Além de gerar empregos e renda, o investimento em esporte contribui para reduzir gastos futuros com doenças associadas ao sedentarismo, como hipertensão, diabetes e obesidade.
Sob essa perspectiva, investir em esporte deixa de ser uma despesa para se tornar uma estratégia inteligente de desenvolvimento social e econômico.
A pergunta que surge é inevitável: se os benefícios são tão evidentes, por que o esporte continua recebendo atenção limitada por parte dos governos?
Uma das explicações está no fato de que seus resultados aparecem no médio e longo prazo. Construir uma cultura esportiva exige continuidade, planejamento e investimento constante. Não produz resultados imediatos nem rende dividendos políticos rápidos. Além disso, o esporte frequentemente perde espaço para demandas urgentes em áreas como saúde, segurança e infraestrutura.
O problema é que essa lógica ignora uma verdade fundamental: o esporte ajuda justamente a melhorar muitos dos indicadores dessas áreas.
Uma população mais ativa tende a ser mais saudável. Jovens envolvidos em atividades esportivas tendem a permanecer mais tempo na escola. Comunidades que oferecem oportunidades de prática esportiva ampliam suas redes de convivência e inclusão.
O Brasil já compreendeu a capacidade do esporte de produzir campeões e cidadãos de bem. O que ainda falta é reconhecer sua capacidade de formar estes cidadãos.

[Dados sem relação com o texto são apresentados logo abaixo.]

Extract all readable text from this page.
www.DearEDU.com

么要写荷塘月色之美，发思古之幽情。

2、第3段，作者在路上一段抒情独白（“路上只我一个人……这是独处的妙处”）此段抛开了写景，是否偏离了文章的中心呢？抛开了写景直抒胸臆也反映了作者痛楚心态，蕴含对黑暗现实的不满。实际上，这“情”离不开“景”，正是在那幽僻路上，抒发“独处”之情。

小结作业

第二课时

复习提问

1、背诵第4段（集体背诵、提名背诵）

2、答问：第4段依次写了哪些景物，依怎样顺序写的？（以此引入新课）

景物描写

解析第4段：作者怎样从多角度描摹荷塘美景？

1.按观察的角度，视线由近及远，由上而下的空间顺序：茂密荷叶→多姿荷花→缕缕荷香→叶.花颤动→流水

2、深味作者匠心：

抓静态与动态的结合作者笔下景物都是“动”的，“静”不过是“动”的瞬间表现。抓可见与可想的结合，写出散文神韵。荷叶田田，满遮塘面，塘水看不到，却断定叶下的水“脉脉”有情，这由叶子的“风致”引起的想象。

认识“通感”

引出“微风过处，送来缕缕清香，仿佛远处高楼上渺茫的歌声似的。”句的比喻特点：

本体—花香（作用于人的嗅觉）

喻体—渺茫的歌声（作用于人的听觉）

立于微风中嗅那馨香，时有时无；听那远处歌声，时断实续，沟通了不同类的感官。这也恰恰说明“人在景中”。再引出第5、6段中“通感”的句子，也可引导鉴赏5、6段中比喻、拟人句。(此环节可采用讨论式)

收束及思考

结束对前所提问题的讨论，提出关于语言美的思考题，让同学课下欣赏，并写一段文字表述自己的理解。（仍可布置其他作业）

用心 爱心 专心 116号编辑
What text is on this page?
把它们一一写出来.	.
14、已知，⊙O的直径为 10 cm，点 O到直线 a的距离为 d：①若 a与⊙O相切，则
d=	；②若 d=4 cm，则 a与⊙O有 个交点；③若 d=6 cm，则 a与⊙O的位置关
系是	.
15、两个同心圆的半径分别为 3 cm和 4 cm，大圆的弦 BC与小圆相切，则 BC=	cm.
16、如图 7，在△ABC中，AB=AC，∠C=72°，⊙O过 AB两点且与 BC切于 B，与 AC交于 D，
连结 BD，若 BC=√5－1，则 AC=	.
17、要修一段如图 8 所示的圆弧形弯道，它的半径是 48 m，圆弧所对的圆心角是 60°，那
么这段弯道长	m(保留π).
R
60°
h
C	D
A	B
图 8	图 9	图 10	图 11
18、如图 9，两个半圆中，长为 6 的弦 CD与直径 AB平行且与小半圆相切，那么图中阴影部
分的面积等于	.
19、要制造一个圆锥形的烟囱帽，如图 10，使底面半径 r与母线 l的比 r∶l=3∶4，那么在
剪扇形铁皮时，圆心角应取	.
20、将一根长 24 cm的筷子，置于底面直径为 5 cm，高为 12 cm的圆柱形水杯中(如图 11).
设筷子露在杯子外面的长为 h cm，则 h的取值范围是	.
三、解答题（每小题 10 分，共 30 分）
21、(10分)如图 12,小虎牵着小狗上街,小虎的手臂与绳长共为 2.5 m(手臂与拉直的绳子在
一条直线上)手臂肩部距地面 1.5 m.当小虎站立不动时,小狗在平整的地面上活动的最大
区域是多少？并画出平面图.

Talvez o maior desafio não seja conquistar mais medalhas olímpicas, revelar novos craques ou subir posições em rankings internacionais. O verdadeiro desafio seja entender que cada quadra, piscina ou pista construída, cada professor valorizado e cada criança inserida em uma atividade esportiva representam um investimento no futuro do país.
Os Estados Unidos fizeram essa escolha há muitas décadas. O Brasil ainda parece hesitar. E essa demora pode estar custando muito mais do que imaginamos.